If you are using more than one database you can use
``django.db.connections`` to obtain the connection (and cursor) for a
specific database. ``django.db.connections`` is a dictionary-like
object that allows you to retrieve a specific connection using it's
alias::

    from django.db import connections
    cursor = connections['my_db_alias'].cursor()

.. _transactions-and-raw-sql:

Transactions and raw SQL
------------------------
If you are using transaction decorators (such as ``commit_on_success``) to
wrap your views and provide transaction control, you don't have to make a
manual call to ``transaction.commit_unless_managed()`` -- you can manually
commit if you want to, but you aren't required to, since the decorator will
commit for you. However, if you don't manually commit your changes, you will
need to manually mark the transaction as dirty, using
``transaction.set_dirty()``::

    @commit_on_success
    def my_custom_sql_view(request, value):
        from django.db import connection, transaction
        cursor = connection.cursor()

        # Data modifying operation
        cursor.execute("UPDATE bar SET foo = 1 WHERE baz = %s", [value])

        # Since we modified data, mark the transaction as dirty
        transaction.set_dirty()

        # Data retrieval operation. This doesn't dirty the transaction,
        # so no call to set_dirty() is required.
        cursor.execute("SELECT foo FROM bar WHERE baz = %s", [value])
        row = cursor.fetchone()

        return render_to_response('template.html', {'row': row})

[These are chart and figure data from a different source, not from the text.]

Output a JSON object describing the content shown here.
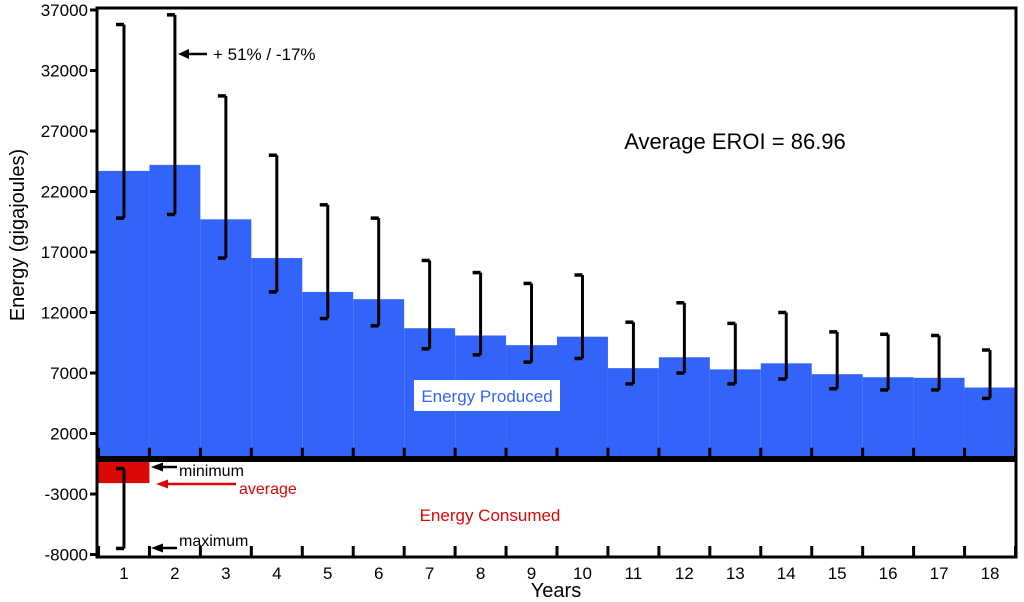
{
  "figure": {
    "eroi_note": "Average EROI = 86.96",
    "error_annotation": "+ 51% / -17%",
    "x_axis_label": "Years",
    "y_axis_label": "Energy (gigajoules)",
    "produced_label": "Energy Produced",
    "consumed_label": "Energy Consumed",
    "minimum_label": "minimum",
    "average_label": "average",
    "maximum_label": "maximum"
  },
  "colors": {
    "produced_blue": "#3364FA",
    "consumed_red": "#DB0806",
    "axis_black": "#000000",
    "background": "#FFFFFF"
  },
  "chart_data": {
    "type": "bar",
    "title": "",
    "xlabel": "Years",
    "ylabel": "Energy (gigajoules)",
    "ylim": [
      -8000,
      37000
    ],
    "y_ticks": [
      37000,
      32000,
      27000,
      22000,
      17000,
      12000,
      7000,
      2000,
      -3000,
      -8000
    ],
    "grid": false,
    "legend_position": "in-plot text labels",
    "categories": [
      1,
      2,
      3,
      4,
      5,
      6,
      7,
      8,
      9,
      10,
      11,
      12,
      13,
      14,
      15,
      16,
      17,
      18
    ],
    "series": [
      {
        "name": "Energy Produced",
        "color": "#3364FA",
        "values": [
          23700,
          24200,
          19700,
          16500,
          13700,
          13100,
          10700,
          10100,
          9300,
          10000,
          7400,
          8300,
          7300,
          7800,
          6900,
          6650,
          6600,
          5800
        ],
        "err_low": [
          19800,
          20100,
          16500,
          13700,
          11500,
          10900,
          9000,
          8500,
          7900,
          8200,
          6100,
          7000,
          6100,
          6500,
          5700,
          5600,
          5600,
          4900
        ],
        "err_high": [
          35800,
          36600,
          29900,
          25000,
          20900,
          19800,
          16300,
          15300,
          14400,
          15100,
          11200,
          12800,
          11100,
          12000,
          10400,
          10200,
          10100,
          8900
        ]
      },
      {
        "name": "Energy Consumed",
        "color": "#DB0806",
        "year": 1,
        "average": -2100,
        "minimum": -900,
        "maximum": -7500
      }
    ],
    "error_note": "+ 51% / -17%",
    "eroi_note": "Average EROI = 86.96"
  }
}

The call to ``set_dirty()`` is made automatically when you use the Django ORM
to make data modifying database calls. However, when you use raw SQL, Django
has no way of knowing if your SQL modifies data or not. The manual call to
``set_dirty()`` ensures that Django knows that there are modifications that
must be committed.

Connections and cursors
-----------------------

``connection`` and ``cursor`` mostly implement the standard `Python DB-API`_
(except when it comes to :doc:`transaction handling </topics/db/transactions>`).
If you're not familiar with the Python DB-API, note that the SQL statement in
``cursor.execute()`` uses placeholders, ``"%s"``, rather than adding parameters
directly within the SQL. If you use this technique, the underlying database
library will automatically add quotes and escaping to your parameter(s) as
necessary. (Also note that Django expects the ``"%s"`` placeholder, *not* the
``"?"`` placeholder, which is used by the SQLite Python bindings. This is for
the sake of consistency and sanity.)

.. _Python DB-API: http://www.python.org/dev/peps/pep-0249/